Monday, November 23, 2020

When Legends Go Hollywood


After the incredibly pleasant surprise I had in revisiting Urban Legend, it seemed like my duty to watch the rest of the series. Part 2: Final Cut is now streaming on Shudder, and boy oh boy does it justify that $4 a month price.

Quick Plot: At an unnamed, clearly Canadian film university, a batch of students are working hard on their final projects in the hopes of winning the all-important Hitchcock Award. Auteur Travis thinks he has a shot, with his competition being horror hack Tobey, legacy jerk Graham (JoSEPH Lawrence), and hard-working but uninspired Amy. 


Amy's screenwriting block gets broken after a pleasant chat with a familiar face to Urban Legend fans: it's Reese! Loretta Divine is back in action, having been fired from Pendleton University for her refusal to comply with their coverup of 8 student deaths. 



Reese tells Amy all about her 1998 adventures, which prompts Amy to put together her own urban legend-inspired slasher. Coincidentally, just as her filming starts, Amy's pals start dying in elaborate style, though save for your basic kidney ice bath, the kills are more film-based than campfire tale.



Final Cut is based off a script by team Paul Harris Boardman and Scott Derrickson, who also delivered The Exorcism of Emily Rose and Hellraiser: Inferno. It's clearly of the Scream (or more specifically, Scream 2) ilk, focusing more on film references than the folktales of its predecessor. 
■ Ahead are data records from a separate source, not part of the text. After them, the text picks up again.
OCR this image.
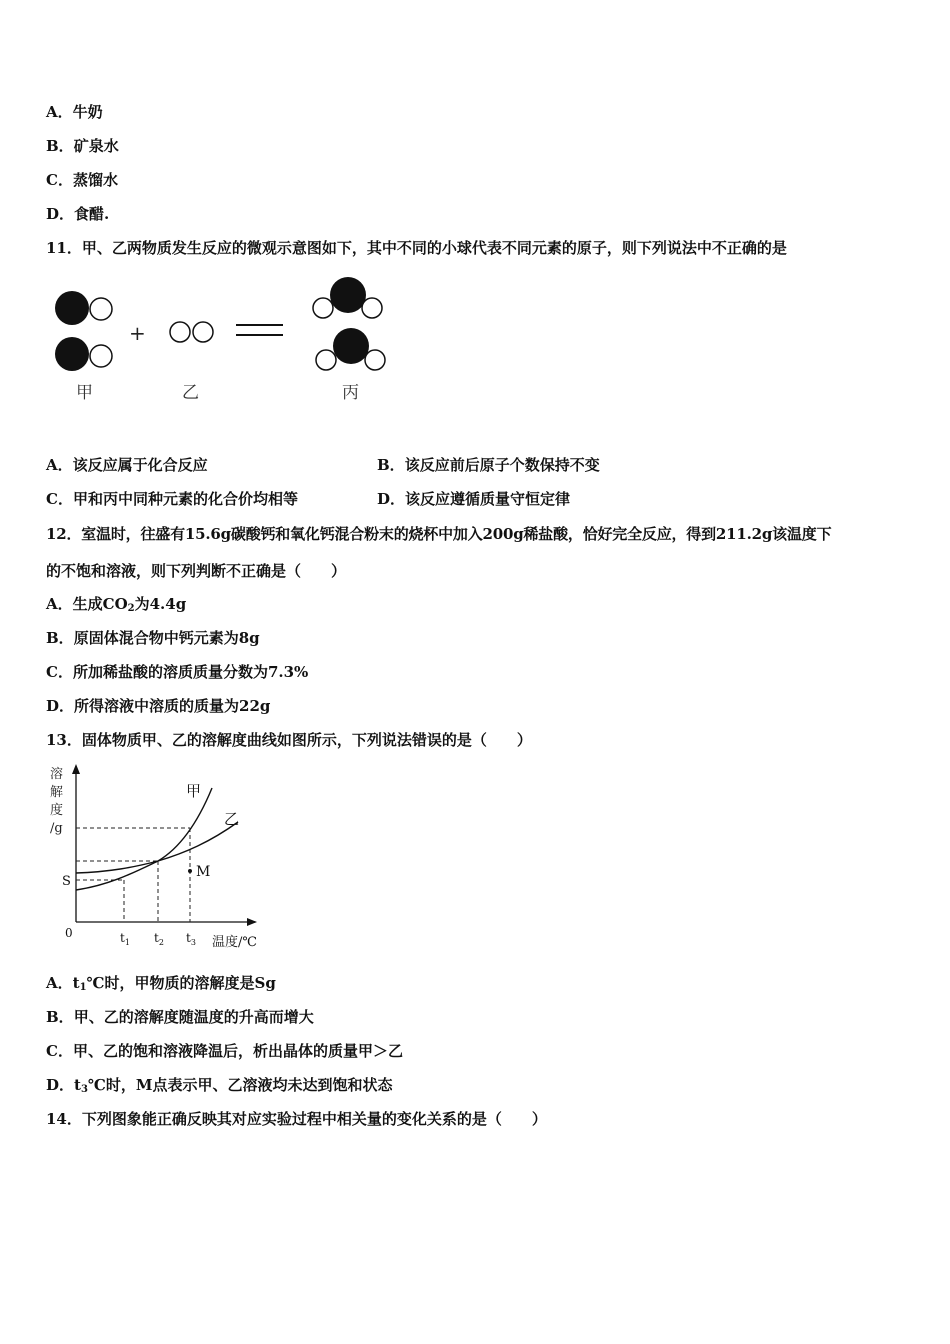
A．牛奶
B．矿泉水
C．蒸馏水
D．食醋.
11．甲、乙两物质发生反应的微观示意图如下，其中不同的小球代表不同元素的原子，则下列说法中不正确的是
+
甲	乙	丙
A．该反应属于化合反应	B．该反应前后原子个数保持不变
C．甲和丙中同种元素的化合价均相等	D．该反应遵循质量守恒定律
12．室温时，往盛有15.6g碳酸钙和氧化钙混合粉末的烧杯中加入200g稀盐酸，恰好完全反应，得到211.2g该温度下
的不饱和溶液，则下列判断不正确是（　　）
A．生成$CO_2$为4.4g
B．原固体混合物中钙元素为8g
C．所加稀盐酸的溶质质量分数为7.3%
D．所得溶液中溶质的质量为22g
13．固体物质甲、乙的溶解度曲线如图所示，下列说法错误的是（　　）
溶
解
度
/g
M
甲
乙
S
0	$t_1$ $t_2$ $t_3$ 温度/℃
A．$t_1℃$时，甲物质的溶解度是Sg
B．甲、乙的溶解度随温度的升高而增大
C．甲、乙的饱和溶液降温后，析出晶体的质量甲＞乙
D．$t_3℃$时，M点表示甲、乙溶液均未达到饱和状态
14．下列图象能正确反映其对应实验过程中相关量的变化关系的是（　　）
It's a switch that pays off just fine. Sure, there are winky moments of "let's talk about movies," but there are also plenty of visual references that go unchecked, letting film fams nod in appreciation without having everything explained to them as if they were in a film 101 class. Director John Ottoman is far better known for his work editing and scoring films (including, I say with a measured groan, a lot of Bryan Singer's work). This remains his only directorial gig, which is surprising because you know what? It's really fun.


We're still rounding out the '90s, a time where our lead's hip fashion involved a sweater tanktop over a long-sleeved tee and film students considered insulting George Lucas a cardinal sin. In the fine tradition of horror sequels, the film is loaded with before-they-were-famous 2000 faces, including Eva Mendes, Anthony Anderson, and Anson Mount. More importantly, the horror itself has a sense of humor.


Ottoman has a clear understanding of slasher fundamentals, staging some genuinely suspenseful sequences with a spirited wink. Films about film students can often feel obnoxiously self-aware, but Final Cut feels aware that, you know, films about film students can feel obnoxiously self-aware. I don't think Final Cut tries to act smarter than its slasher brethren. It seems to know it's far from the scariest or funniest of its ilk. It's a movie made to have fun with its concepts, and on that front, it works incredibly well. 



High Points
I'm a mark for a good horror sequence on a dark ride, and Final Cut makes outstanding use of this with an old timey miner-themed tunnel of love (with strong Pirates of Carribean overtones, no less)

Low Points
As someone who grew up on a hearty dose of late '80s/early '90s soap opera storylines, I love a good "twin that looks absolutely identical because it's just the same actor" trick, but considering how much fun Final Cut has with itself, it's weird that the Travis/Trevor character is so darn dull



Lessons Learned
Wasted in the only way to fly


I don't ever want to judge another woman's sexual details, but I feel like you're doing something wrong if your sexual fantasy dream involves you wearing unflattering granny panties

Never outright TELL the jaded 911 operator that you've awoken in a tub of ice cubes with a missing kidney. Just say, "I've lost a lot of blood" and let the paramedics take it from there


Rent/Bury/Buy
I had a blast with Urban Legends: Final Cut, from the opening rug pull to its campy coda. Onward to Bloody Mary!